Quand il a été couché, qu’il s’est endormi sans bronché, que je suis allée voir si tout allait bien, je me suis souvenue…

De nos débuts. Je l’ai déjà écrit ici. Certaines mères se sentent mères tout de suite, dès le petit “plus” sur le test, dès la naissance. Je ne fais pas partie de ces femmes. Je ne saurai dire aujourd’hui si notre enfant était un souhait commun, s’il découlait d’un projet de vie. Je l’ai désiré. Mais dans quelle mesure? Était-ce un désir inconscient de sauver une embarcation qui prenait l’eau de toute part? Je ne saurai le dire. Ma seule certitude c’est que mon enfant m’a sauvé la vie. J’ai conscience d’avoir eu cette chance de partir avant qu’une vie de famille ne se crée. Si j’étais restée, aurai-je eu le courage de partir? Ou aurai-je choisi le sacrifice que font beaucoup, d’une vie dépourvue d’essence, de sens, une vie de larmes et de drames? Les enfants restent encore et toujours notre meilleure excuse face à de tels choix.

A la maternité, oui j’ai ressenti quelque chose, quelque chose de fort. Je me suis sentie invincible le temps de le tenir contre moi. Puis au matin les fantômes ont ressurgi, les peurs se sont matérialisées, l’envie que tout ce scénario ne soit qu’un atroce cauchemar. Face à ma réalité, j’ai pris une claque magistrale.

J’ai tout mis en œuvre pour ne pas m’attacher à mon enfant. Aussi scandaleux que cela puisse paraitre, je ne me sentais pas d’attaque à être sa mère. Je ne voulais pas dépendre de lui pour m’en sortir. Je ne voulais pas qu’il porte ma peine, mon chagrin. Qui plus est je vivais dans la crainte omniprésente qu’on me le prenne – la justice pas si juste – son père. Et tous ces bien pensants qui me rappelaient l’épée de Damoclès au de ma tête, la menace de l’enlèvement.

Quand je suis arrivée à Paris, je l’ai laissé, soulagée, aux bons soins de mes parents. Je savais qu’avec eux il avait la sécurité affective nécessaire à son épanouissement. Je me suis longtemps dit que si je disparaissais, il serait aimé, protégé – le principal pour moi. Et j’ai souvent eu envie de disparaître. Puis nous avons vécu ensemble, avec un florilège de peurs qui ne cessait de prendre de l’ampleur:  peur d’être seule avec lui, peur de ne pas lui donner assez d’amour, peur de ne pas trouver ma place, peur de mal faire, de ne pas être à la hauteur. J’avais l’impression que loin de moi il grandissait mieux.

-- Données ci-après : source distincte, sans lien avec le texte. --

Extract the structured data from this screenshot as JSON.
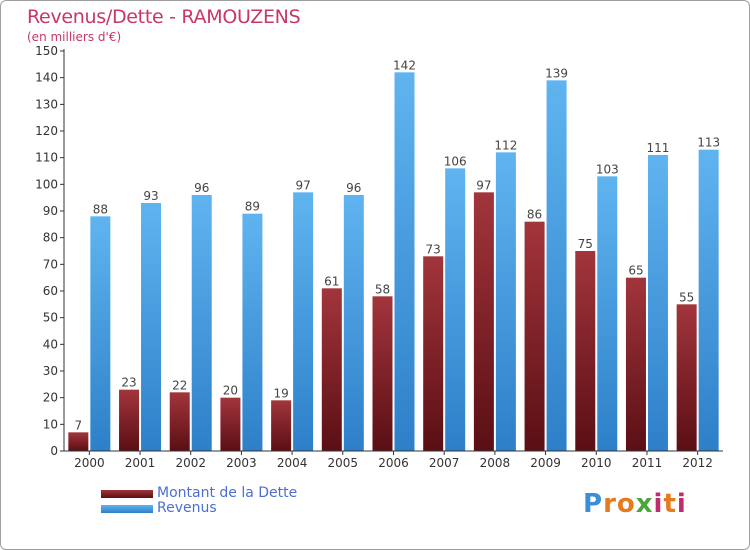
{
  "chart_data": {
    "type": "bar",
    "title": "Revenus/Dette - RAMOUZENS",
    "subtitle": "(en milliers d'€)",
    "categories": [
      "2000",
      "2001",
      "2002",
      "2003",
      "2004",
      "2005",
      "2006",
      "2007",
      "2008",
      "2009",
      "2010",
      "2011",
      "2012"
    ],
    "series": [
      {
        "name": "Montant de la Dette",
        "color": "#7a1a1f",
        "values": [
          7,
          23,
          22,
          20,
          19,
          61,
          58,
          73,
          97,
          86,
          75,
          65,
          55
        ]
      },
      {
        "name": "Revenus",
        "color": "#4ea6e8",
        "values": [
          88,
          93,
          96,
          89,
          97,
          96,
          142,
          106,
          112,
          139,
          103,
          111,
          113
        ]
      }
    ],
    "ylim": [
      0,
      150
    ],
    "yticks": [
      0,
      10,
      20,
      30,
      40,
      50,
      60,
      70,
      80,
      90,
      100,
      110,
      120,
      130,
      140,
      150
    ],
    "grid": false,
    "legend_position": "bottom-left"
  },
  "logo": {
    "letters": [
      "P",
      "r",
      "o",
      "x",
      "i",
      "t",
      "i"
    ],
    "colors": [
      "#3a8fd8",
      "#e87a1e",
      "#e87a1e",
      "#4aa83a",
      "#c22a6e",
      "#e87a1e",
      "#c22a6e"
    ]
  }
}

Les premières années ont été dures. A tout points de vue. J’avais l’impression de mourir un peu chaque jour, tout en essayant de me sortir de tout ce chaos oppressant. Si bien que je n’ai jamais eu de mal, ni de le laisser à la crèche ou à l’école. J’avais plus confiance dans les autres que dans mes capacités à moi. J’avais besoin que ma vie soit réglée comme du papier à musique pour pouvoir poser un pas après l’autre. Je vivais le cœur lourd gangréné par une colère sourde que je laissais éclater une fois la porte fermée, face à lui qui n’avait rien demandé. Je m’effondrais en larmes le soir. J’étais une mère en équilibre, désorientée, une mère qui n’en pouvait plus, ne savait plus quelle direction prendre, pleine de points d’interrogation.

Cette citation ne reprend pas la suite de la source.